Je ne dis point qu’il faille supprimer le mousse à bord de tous les navires, et c’est se moquer des gens de prétendre qu’homme fait il ne tirera aucun parti des connaissances techniques si péniblement acquises pendant son apprentissage. « À quoi lui servira, demande-t-on, de savoir confectionner des nœuds d’agui, des demi-clefs, des tresses d’amarrage, des épissures rondes, plates ou carrées, etc., etc., si on l’embarque plus tard sur ce que, dans l’argot marin, on appelle pittoresquement une « casserole, » c’est-à-dire un cuirassé ? » Il n’y restera pas toute sa vie, et, si ces connaissances lui sont inutiles dans la flotte, elles lui serviront quand il rentrera au commerce.
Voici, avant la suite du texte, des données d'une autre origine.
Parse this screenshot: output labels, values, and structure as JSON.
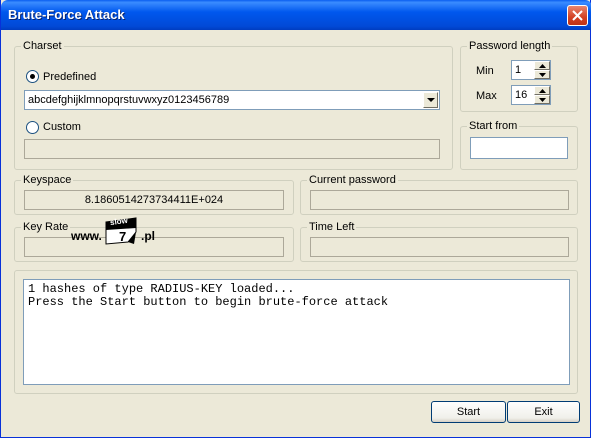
{
  "window": {
    "title": "Brute-Force Attack"
  },
  "charset": {
    "legend": "Charset",
    "predefined_label": "Predefined",
    "predefined_selected": true,
    "predefined_value": "abcdefghijklmnopqrstuvwxyz0123456789",
    "custom_label": "Custom",
    "custom_selected": false,
    "custom_value": ""
  },
  "password_length": {
    "legend": "Password length",
    "min_label": "Min",
    "min_value": "1",
    "max_label": "Max",
    "max_value": "16"
  },
  "start_from": {
    "legend": "Start from",
    "value": ""
  },
  "keyspace": {
    "legend": "Keyspace",
    "value": "8.1860514273734411E+024"
  },
  "current_password": {
    "legend": "Current password",
    "value": ""
  },
  "key_rate": {
    "legend": "Key Rate",
    "value": ""
  },
  "time_left": {
    "legend": "Time Left",
    "value": ""
  },
  "watermark": {
    "text_left": "www.",
    "text_flag": "slow",
    "text_num": "7",
    "text_right": ".pl"
  },
  "log": {
    "line1": "1 hashes of type RADIUS-KEY loaded...",
    "line2": "Press the Start button to begin brute-force attack"
  },
  "buttons": {
    "start": "Start",
    "exit": "Exit"
  }
}
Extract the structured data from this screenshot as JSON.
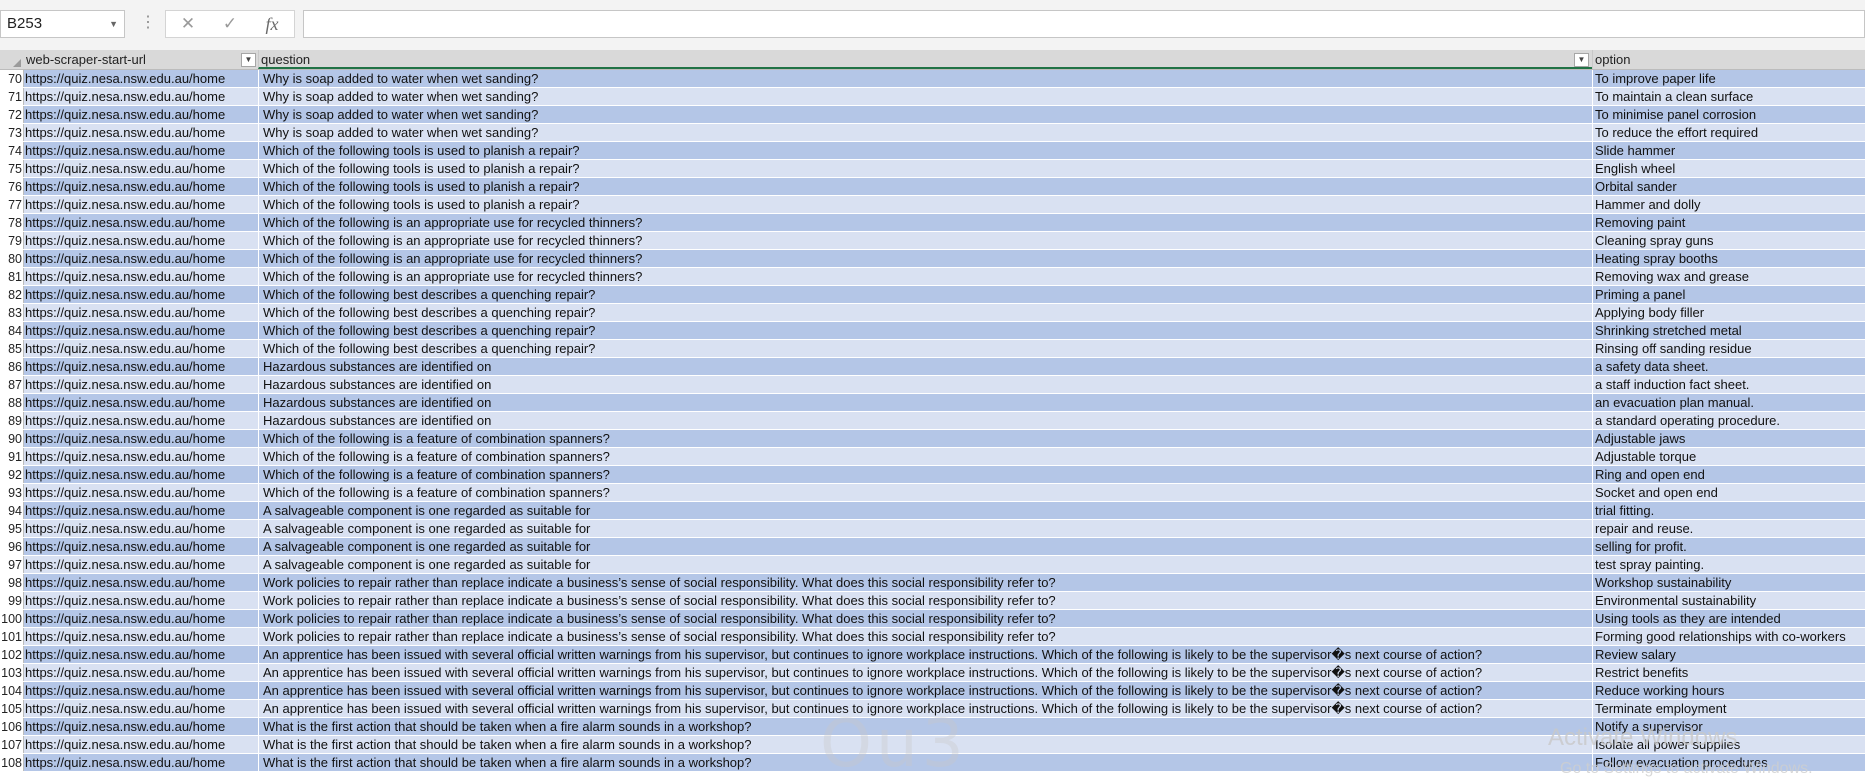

Relativement douce à bord des pêcheurs côtiers, supportable à bord des longs-courriers et des caboteurs, la condition des mousses n’est vraiment intolérable qu’à Terre-Neuve et en Islande, sur ces bagnes flottans que sont pendant six mois les navires moruyers [1].

Ce qui complique le problème, c’est que, si précaire et si dure que soit la condition des mousses, les enfans de la côte témoignent pour ce métier une passion véritable. Tout petits, le vent du large plia leurs poumons à son rythme ; ses iodes et son sodium, mêlés au lait maternel, leur firent le sang riche et agile. Plus tard, de nourricier passé magister, il façonna leur âme à son image ; il la voulut fougueuse, inquiète et vagabonde comme lui. Pour les attirer sur la grève, leur souffler à l’oreille ses suggestions perfides, il savait prendre, les jours d’été, des inflexions d’une douceur irrésistible. L’ensorceleur les suivait au foyer domestique, se faufilait sous les portes, entre les planches, par le trou des serrures, et venait rôder, la nuit, autour de leurs

  1. C’est aussi l’avis du commandant Faubournet. « La présence d’un mousse, enfant de 14 ans, dans ce milieu d’hommes rudes, est regrettable à tous points de vue, sans présenter aucune utilité bien réelle. Le mousse est censé faire la cuisine ; mais il n’a aucune aptitude pour s’acquitter de cette fonction ; en réalité, il est mis en supplément à tous les travaux, sans besogne bien fixe. On ne devrait pas embarquer de marins de moins de 18 ans sur les navires bancquiers. À cet âge, l’homme des côtes est encore assez jeune pour être formé au métier de la mer, et on ne peut pas objecter que l’embarquement du mousse répond à la nécessité de former des marins. » (Revue Maritime, février 1902. Rapport de fin de campagne du commandant de la division navale de Terre-Neuve.